File ~/envs/py39/lib/python3.9/site-packages/onnxruntime/capi/onnxruntime_inference_collection.py:192, in Session.run(self, output_names, input_feed, run_options) 190 output_names = [output.name for output in self._outputs_meta] 191 try: --> 192 return self._sess.run(output_names, input_feed, run_options) 193 except C.EPFail as err: 194 if self._enable_fallback:

InvalidArgument: [ONNXRuntimeError] : 2 : INVALID_ARGUMENT : Got invalid dimensions for input: attention_mask for the following indices index: 1 Got: 228 Expected: 13 Please fix either the inputs or the model.

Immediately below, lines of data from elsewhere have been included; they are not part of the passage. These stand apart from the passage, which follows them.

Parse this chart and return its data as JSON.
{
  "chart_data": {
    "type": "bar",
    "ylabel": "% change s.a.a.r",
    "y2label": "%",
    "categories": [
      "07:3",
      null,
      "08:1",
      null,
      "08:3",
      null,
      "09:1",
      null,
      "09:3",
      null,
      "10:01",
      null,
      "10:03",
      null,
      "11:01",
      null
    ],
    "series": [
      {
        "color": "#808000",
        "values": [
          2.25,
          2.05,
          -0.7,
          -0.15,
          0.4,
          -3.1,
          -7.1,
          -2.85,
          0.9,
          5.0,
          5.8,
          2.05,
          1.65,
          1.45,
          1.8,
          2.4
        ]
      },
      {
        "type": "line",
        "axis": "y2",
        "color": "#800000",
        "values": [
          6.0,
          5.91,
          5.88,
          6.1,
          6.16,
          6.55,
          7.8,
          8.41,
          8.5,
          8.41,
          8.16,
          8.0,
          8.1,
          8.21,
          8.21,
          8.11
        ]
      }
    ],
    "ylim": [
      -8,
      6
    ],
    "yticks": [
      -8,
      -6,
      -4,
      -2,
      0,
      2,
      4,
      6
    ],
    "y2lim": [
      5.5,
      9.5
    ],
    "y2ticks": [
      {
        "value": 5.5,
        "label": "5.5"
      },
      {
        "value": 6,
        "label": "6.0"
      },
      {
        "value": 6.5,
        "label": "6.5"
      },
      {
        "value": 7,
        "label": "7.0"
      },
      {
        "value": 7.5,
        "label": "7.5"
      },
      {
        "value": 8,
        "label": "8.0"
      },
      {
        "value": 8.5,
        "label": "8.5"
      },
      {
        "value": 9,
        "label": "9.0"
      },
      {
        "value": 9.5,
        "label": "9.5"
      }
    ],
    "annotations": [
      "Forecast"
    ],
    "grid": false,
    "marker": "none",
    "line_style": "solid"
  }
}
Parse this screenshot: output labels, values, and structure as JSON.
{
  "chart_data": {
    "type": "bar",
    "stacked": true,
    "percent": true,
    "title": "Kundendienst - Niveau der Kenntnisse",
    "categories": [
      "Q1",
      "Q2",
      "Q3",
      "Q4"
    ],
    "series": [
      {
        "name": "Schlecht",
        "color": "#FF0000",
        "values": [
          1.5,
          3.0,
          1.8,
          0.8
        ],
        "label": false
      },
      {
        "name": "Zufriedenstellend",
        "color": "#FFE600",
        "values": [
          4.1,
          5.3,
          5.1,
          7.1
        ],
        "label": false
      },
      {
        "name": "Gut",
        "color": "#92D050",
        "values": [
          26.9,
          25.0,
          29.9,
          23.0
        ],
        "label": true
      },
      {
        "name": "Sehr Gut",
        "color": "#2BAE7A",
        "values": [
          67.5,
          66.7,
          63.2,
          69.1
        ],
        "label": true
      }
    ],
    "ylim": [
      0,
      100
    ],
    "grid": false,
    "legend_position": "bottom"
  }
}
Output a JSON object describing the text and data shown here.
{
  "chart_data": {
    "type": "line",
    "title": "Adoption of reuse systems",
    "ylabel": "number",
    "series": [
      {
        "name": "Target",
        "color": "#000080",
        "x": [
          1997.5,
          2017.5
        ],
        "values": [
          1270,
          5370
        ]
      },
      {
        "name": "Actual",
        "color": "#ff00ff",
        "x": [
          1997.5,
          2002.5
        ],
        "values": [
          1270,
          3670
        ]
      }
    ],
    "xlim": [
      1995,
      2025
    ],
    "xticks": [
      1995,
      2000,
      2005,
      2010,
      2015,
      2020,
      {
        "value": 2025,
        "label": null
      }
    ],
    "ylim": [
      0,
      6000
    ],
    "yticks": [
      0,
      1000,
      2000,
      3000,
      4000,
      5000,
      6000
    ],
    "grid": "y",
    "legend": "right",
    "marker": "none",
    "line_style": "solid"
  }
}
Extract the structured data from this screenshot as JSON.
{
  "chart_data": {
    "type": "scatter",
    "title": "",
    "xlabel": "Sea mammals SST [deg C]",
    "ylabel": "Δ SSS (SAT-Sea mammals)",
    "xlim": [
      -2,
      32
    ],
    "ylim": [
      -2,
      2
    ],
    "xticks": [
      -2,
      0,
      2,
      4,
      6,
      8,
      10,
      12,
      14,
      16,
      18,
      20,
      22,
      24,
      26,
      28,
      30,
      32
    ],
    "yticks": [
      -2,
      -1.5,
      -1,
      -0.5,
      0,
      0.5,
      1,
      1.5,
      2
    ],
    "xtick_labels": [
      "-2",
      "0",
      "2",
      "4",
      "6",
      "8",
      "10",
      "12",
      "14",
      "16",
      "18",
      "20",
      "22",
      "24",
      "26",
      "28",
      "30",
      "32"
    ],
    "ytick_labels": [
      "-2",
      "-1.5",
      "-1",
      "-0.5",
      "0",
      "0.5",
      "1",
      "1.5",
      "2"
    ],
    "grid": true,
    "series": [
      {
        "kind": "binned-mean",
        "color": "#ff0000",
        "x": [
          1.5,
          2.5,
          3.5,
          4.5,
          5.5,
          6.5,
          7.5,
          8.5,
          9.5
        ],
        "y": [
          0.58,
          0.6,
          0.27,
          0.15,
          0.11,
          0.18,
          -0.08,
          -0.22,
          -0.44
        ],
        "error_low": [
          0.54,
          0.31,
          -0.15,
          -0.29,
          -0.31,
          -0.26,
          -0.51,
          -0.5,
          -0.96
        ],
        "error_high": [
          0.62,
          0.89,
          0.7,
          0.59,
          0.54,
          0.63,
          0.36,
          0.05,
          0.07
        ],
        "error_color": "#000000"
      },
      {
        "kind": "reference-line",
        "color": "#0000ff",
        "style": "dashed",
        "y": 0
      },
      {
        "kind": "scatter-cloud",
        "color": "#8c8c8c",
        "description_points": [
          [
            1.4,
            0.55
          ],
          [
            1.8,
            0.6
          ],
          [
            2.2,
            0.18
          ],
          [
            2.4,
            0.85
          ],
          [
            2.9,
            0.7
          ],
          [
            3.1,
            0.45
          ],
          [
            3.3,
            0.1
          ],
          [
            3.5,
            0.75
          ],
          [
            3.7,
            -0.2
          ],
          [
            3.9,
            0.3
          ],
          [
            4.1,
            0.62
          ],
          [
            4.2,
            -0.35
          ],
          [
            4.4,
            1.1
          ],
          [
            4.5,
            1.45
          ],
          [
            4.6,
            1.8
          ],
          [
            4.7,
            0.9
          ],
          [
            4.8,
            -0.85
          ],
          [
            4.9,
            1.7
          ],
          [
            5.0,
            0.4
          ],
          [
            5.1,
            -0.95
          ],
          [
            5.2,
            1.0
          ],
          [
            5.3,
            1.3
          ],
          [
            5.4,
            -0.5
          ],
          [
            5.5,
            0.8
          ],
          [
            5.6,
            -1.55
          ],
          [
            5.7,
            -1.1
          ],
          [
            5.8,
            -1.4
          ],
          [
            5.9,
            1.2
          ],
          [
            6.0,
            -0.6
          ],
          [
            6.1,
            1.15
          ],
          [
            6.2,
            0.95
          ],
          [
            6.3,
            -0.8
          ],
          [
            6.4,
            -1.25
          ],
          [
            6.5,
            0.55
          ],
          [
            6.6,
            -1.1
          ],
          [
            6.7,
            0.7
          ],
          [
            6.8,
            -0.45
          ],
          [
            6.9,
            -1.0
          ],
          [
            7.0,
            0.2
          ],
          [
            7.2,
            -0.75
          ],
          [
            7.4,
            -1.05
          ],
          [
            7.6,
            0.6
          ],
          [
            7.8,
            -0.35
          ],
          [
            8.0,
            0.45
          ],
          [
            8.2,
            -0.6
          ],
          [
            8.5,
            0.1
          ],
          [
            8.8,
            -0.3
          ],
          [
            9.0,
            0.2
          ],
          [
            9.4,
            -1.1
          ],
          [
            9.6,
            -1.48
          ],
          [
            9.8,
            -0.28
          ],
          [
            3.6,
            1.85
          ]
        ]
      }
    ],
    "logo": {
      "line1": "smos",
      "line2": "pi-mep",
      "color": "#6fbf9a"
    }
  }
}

Avi-avidan commented 2 years ago

fails to export facebook/bart-large-cnn or , following instructions on - https://github.com/huggingface/transformers/tree/main/examples/research_projects/onnx/summarization

(py39) user@Avis-MacBook-Pro-2 summarization % python run_onnx_exporter.py --model_name_or_path facebook/bart-large-cnn Traceback (most recent call last): File "~/src/transformers/examples/research_projects/onnx/summarization/run_onnx_exporter.py", line 207, in main() File "~/src/transformers/examples/research_projects/onnx/summarization/run_onnx_exporter.py", line 184, in main model, tokenizer = load_model_tokenizer(args.model_name_or_path, device) File "~/src/transformers/examples/research_projects/onnx/summarization/run_onnx_exporter.py", line 93, in load_model_tokenizer huggingface_model = model_dict[model_name].from_pretrained(model_name).to(device) KeyError: 'facebook/bart-large-cnn'

same error when trying to export model lidiya/bart-base-samsum

any advice would be greatly appreciated. thanks.